Reconhecimento contábil e tributação de ativos fiscais

Em 2017, o JOTA lançou uma série sobre Direito Tributário e Contabilidade, que se tornou uma coluna com publicações até 2019. Dando continuidade às abordagens sobre os pontos de intersecção entre essas duas disciplinas, concebemos uma nova série de quatro artigos, que serão publicados quinzenalmente, enfrentando temas atuais que movimentam algumas discussões tributárias.


A incidência do IRPJ sobre os ganhos decorrentes de decisões judiciais em matéria tributária transitadas em julgado


No artigo de retomada da série, trataremos do momento da contabilização e dos reflexos tributários dos ganhos obtidos em decisões judiciais transitadas em julgado em matéria tributária.


Os efeitos da classificação contábil na definição do regime tributário


O segundo artigo abordará a classificação contábil como parâmetro para a definição do regime tributário aplicável à alienação de participações societárias e de imóveis detidos por holdings imobiliárias. A questão consiste em saber se os critérios de contabilização de um ativo (circulante ou não) são determinantes para a definição do regime de tributação.


O conceito de receita bruta


No terceiro artigo, o Direito e a Contabilidade comparecem como elementos interpretativos que auxiliam na redução das ambiguidades e vaguezas do conceito de receita bruta, constante do artigo 12 do DL n. 1.598/77.


Tendências para a definição do novo Lucro Real


Para encerrar a série, serão apresentadas algumas percepções tomando por base o fato de que (i) a contabilidade é o ponto de partida para a apuração do Imposto sobre a Renda; (ii) conforme anunciado, o Governo Federal deve apresentar sua proposta de reforma para a tributação da renda; e (iii) em 2019, foi ensaiado um projeto de “nova visão para o IRPJ com base no Lucro Real”, que dissocia a contabilidade da apuração do tributo. Nesse artigo analisaremos essa ideia.


Passando à questão de fundo desse primeiro texto, percebe-se que o tema gera tensão entre a Receita Federal e os contribuintes e, ao que tudo indica, deve se acentuar com o julgamento dos Embargos de Declaração opostos nos autos do Recurso Extraordinário n. 574.706 – que trata da exclusão do ICMS da base de cálculo do PIS e da COFINS. A decisão conduzirá ao término de milhares de processos que aguardam um posicionamento judicial.

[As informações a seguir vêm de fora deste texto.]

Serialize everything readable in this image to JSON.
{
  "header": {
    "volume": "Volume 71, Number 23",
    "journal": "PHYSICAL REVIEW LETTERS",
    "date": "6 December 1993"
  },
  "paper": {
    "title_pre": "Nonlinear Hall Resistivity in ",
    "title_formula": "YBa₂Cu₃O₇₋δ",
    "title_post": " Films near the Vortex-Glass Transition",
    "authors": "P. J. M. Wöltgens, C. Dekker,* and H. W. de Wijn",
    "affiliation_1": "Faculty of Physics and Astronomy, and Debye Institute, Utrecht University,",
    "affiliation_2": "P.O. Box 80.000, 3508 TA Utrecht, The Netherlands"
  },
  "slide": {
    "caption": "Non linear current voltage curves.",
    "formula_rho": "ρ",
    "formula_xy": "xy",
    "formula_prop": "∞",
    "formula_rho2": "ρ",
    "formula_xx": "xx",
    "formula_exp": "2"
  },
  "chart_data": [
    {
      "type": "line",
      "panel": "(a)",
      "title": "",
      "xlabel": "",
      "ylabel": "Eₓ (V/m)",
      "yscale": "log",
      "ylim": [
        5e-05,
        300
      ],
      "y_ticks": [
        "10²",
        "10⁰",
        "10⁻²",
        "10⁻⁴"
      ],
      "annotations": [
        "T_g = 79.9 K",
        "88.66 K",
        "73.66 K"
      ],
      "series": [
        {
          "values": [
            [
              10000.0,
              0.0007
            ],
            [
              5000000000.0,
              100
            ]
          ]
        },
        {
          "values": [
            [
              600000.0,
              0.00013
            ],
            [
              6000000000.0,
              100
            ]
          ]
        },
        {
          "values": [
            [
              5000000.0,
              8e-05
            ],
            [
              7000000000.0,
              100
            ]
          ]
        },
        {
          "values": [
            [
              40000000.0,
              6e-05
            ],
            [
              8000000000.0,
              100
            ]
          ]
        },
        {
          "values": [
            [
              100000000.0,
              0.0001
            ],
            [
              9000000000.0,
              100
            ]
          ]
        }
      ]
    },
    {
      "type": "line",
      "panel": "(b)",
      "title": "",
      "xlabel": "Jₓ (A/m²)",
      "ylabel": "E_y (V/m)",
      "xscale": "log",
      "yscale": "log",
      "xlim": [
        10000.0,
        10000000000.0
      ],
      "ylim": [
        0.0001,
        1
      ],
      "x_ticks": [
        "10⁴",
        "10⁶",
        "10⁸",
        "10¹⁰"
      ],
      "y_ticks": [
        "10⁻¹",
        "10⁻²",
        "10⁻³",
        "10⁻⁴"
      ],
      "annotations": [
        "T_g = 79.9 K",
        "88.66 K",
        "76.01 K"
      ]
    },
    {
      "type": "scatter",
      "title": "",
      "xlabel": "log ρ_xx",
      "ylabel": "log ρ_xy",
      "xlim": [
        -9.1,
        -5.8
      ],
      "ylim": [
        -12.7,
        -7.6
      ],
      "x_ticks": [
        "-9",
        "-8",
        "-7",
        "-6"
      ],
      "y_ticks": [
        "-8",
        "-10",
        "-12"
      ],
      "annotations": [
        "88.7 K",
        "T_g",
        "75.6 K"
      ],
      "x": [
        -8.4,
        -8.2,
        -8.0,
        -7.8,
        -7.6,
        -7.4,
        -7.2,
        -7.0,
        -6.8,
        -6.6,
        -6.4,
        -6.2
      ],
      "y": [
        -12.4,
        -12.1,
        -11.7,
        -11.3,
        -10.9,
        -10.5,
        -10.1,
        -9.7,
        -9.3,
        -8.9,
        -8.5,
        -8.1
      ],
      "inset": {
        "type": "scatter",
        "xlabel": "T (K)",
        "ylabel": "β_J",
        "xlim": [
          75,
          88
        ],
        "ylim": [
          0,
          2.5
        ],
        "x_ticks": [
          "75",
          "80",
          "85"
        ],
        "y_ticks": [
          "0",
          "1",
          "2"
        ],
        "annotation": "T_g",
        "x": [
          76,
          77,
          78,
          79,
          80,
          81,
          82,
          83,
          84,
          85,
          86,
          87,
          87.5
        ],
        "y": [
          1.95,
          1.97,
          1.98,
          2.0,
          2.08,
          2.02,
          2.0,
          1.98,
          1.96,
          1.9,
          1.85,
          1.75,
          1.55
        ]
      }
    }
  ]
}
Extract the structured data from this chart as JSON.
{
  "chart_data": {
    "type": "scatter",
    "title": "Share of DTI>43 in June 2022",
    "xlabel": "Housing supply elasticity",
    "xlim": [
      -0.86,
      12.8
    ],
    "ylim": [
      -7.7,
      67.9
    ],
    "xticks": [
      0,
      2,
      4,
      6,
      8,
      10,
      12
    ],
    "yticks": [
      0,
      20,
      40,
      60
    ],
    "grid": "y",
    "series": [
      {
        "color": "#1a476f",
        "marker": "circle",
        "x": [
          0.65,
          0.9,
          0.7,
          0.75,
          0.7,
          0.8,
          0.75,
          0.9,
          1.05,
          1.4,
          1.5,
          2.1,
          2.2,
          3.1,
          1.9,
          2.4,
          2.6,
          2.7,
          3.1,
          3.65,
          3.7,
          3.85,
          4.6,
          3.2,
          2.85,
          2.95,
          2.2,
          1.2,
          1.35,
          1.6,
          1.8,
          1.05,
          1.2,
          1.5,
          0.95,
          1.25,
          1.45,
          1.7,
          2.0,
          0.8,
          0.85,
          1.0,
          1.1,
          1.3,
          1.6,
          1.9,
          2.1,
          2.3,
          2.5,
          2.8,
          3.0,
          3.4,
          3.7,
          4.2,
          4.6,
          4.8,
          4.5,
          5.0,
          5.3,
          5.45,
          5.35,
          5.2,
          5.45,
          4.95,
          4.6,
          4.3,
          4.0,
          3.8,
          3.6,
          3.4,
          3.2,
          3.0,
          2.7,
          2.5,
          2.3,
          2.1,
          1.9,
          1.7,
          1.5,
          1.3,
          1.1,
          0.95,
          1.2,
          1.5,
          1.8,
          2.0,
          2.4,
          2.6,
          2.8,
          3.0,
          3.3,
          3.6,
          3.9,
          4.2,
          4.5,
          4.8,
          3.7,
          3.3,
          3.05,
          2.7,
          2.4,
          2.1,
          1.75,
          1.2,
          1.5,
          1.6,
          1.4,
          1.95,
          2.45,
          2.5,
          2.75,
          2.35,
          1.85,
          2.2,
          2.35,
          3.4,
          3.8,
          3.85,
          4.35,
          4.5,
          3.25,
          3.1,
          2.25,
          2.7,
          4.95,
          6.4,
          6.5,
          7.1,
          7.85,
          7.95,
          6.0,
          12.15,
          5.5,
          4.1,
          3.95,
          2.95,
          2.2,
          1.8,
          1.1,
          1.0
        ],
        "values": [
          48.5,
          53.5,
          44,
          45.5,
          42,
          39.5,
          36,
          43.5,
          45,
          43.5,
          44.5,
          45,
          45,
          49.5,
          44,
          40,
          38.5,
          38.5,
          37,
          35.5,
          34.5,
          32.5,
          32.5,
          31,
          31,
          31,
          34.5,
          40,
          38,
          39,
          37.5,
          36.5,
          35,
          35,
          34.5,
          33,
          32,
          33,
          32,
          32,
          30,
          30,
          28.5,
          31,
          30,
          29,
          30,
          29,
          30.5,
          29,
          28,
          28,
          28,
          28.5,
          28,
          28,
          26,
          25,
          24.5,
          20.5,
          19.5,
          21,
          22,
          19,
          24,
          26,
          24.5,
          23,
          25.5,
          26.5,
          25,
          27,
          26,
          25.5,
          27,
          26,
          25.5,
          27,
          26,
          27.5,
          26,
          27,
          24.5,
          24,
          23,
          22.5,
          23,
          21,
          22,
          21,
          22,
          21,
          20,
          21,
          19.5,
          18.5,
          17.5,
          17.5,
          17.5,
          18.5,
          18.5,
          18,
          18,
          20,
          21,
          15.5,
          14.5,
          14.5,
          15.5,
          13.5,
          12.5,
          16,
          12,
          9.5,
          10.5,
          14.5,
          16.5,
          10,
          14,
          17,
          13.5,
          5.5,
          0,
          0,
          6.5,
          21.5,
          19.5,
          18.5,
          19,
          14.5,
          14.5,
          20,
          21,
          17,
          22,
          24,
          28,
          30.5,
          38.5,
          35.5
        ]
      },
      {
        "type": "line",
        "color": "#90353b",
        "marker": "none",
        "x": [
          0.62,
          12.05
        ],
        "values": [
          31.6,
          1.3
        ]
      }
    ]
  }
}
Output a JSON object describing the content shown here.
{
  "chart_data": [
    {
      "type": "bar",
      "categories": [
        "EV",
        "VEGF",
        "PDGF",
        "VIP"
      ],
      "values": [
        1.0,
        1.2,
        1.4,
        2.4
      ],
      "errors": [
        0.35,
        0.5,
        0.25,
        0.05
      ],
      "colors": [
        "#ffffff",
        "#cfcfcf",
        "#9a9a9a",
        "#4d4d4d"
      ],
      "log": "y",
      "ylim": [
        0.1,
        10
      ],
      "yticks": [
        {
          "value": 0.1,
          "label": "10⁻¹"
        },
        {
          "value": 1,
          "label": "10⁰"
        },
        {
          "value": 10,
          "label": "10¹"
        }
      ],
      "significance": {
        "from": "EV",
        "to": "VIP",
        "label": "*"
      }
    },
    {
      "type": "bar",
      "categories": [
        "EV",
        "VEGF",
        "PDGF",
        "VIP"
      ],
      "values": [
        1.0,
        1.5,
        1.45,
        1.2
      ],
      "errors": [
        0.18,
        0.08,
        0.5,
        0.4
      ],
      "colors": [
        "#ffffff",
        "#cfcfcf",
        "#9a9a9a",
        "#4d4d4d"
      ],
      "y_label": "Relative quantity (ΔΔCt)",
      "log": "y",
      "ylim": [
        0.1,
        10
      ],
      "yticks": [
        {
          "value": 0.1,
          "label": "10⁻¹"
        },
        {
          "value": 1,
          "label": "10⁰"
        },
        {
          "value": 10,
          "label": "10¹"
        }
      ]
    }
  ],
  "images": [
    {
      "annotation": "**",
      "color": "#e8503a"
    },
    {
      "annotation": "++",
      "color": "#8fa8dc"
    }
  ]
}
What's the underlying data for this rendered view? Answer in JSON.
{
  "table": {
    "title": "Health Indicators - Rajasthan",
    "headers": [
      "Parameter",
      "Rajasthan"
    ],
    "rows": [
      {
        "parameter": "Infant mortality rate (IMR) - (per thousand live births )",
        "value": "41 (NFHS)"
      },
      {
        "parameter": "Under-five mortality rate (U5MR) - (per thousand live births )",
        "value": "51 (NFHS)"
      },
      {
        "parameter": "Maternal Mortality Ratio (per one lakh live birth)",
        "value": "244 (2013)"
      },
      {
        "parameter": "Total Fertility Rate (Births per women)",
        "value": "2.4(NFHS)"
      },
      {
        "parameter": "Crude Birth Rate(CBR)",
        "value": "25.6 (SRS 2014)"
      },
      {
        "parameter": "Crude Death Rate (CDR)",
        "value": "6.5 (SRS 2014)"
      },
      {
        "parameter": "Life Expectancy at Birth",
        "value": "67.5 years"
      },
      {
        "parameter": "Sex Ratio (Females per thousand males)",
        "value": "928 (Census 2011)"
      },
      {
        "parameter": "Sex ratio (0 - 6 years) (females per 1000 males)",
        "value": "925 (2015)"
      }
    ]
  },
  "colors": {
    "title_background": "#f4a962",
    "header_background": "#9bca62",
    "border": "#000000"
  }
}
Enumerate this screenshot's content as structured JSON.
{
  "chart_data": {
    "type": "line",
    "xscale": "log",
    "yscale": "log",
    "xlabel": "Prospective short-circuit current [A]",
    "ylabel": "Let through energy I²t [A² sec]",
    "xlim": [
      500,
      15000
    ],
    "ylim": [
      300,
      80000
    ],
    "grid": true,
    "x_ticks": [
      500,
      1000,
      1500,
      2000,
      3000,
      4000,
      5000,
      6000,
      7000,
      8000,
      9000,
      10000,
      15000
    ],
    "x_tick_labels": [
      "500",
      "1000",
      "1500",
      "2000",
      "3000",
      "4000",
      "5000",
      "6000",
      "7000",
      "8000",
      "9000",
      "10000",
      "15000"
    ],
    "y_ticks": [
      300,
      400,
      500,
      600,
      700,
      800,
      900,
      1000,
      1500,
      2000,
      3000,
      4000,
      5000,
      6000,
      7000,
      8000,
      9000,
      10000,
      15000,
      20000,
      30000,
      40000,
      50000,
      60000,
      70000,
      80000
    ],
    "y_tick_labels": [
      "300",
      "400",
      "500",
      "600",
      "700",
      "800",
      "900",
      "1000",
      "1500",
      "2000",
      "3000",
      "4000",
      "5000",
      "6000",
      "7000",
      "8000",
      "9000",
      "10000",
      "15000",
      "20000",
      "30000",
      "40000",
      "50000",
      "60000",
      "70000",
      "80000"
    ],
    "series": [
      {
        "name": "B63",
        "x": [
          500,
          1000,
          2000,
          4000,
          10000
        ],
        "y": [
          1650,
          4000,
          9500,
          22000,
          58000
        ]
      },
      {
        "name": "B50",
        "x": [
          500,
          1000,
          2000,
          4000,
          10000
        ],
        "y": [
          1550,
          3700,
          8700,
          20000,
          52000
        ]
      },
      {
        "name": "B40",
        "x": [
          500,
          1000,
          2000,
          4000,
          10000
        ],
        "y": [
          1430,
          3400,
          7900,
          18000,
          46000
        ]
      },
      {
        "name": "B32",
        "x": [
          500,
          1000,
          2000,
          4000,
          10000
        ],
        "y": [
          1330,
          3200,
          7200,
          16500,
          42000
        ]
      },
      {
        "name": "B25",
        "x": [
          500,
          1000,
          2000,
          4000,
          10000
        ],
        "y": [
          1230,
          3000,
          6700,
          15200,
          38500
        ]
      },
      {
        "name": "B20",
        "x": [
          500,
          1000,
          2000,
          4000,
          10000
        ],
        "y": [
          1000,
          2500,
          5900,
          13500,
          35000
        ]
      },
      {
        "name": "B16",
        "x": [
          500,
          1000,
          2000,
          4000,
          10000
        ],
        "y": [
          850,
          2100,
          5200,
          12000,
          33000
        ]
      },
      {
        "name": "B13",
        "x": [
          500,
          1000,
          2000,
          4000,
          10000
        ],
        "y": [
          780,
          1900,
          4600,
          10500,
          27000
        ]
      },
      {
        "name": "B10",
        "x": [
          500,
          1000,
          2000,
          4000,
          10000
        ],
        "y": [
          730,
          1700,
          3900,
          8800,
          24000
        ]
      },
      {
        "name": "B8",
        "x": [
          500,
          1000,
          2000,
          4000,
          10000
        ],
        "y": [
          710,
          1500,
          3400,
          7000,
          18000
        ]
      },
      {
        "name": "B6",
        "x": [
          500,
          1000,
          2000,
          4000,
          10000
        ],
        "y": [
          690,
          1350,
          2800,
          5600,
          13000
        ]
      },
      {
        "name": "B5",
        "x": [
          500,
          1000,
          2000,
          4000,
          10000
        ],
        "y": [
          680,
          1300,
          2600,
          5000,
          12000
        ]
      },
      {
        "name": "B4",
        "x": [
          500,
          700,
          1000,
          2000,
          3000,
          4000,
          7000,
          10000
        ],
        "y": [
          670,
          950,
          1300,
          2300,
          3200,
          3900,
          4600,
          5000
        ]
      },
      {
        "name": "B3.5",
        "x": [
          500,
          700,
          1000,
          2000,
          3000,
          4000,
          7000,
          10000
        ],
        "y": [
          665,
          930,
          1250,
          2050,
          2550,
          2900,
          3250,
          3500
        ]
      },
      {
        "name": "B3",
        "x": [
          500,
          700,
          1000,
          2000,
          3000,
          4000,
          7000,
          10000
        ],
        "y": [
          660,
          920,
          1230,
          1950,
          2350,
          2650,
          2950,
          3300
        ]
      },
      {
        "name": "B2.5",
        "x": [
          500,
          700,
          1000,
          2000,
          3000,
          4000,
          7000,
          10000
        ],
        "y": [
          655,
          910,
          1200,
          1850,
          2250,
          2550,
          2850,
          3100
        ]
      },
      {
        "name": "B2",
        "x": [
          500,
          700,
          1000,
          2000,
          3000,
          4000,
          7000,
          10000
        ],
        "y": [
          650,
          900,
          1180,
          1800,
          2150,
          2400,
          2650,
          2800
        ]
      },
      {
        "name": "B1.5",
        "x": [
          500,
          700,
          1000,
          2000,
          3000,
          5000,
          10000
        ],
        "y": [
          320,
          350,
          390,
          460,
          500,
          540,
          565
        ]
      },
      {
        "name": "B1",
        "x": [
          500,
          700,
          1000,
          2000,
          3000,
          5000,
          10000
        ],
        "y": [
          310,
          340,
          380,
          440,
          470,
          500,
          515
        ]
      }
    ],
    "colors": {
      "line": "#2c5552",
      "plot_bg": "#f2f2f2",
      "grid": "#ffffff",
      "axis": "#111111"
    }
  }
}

O momento em que a disponibilidade dos ganhos se materializa é determinante para a tributação. Nesse aspecto, o Direito Tributário e a Contabilidade possuem parâmetros distintos para reconhecer a realização do ganho.


Sobre esse ponto, existem duas questões fundamentais para compreender o momento da contabilização e os reflexos tributários decorrentes do acréscimo patrimonial experimentado por decisões judiciais transitadas em julgado. O primeiro, consistente em saber quais são os critérios contábeis de reconhecimento e mensuração de ativos tributários decorrentes destas decisões. O segundo é relativo ao conteúdo do artigo 43 do Código Tributário Nacional (CTN) e à noção de disponibilidade para fins da incidência do IRPJ/CSLL.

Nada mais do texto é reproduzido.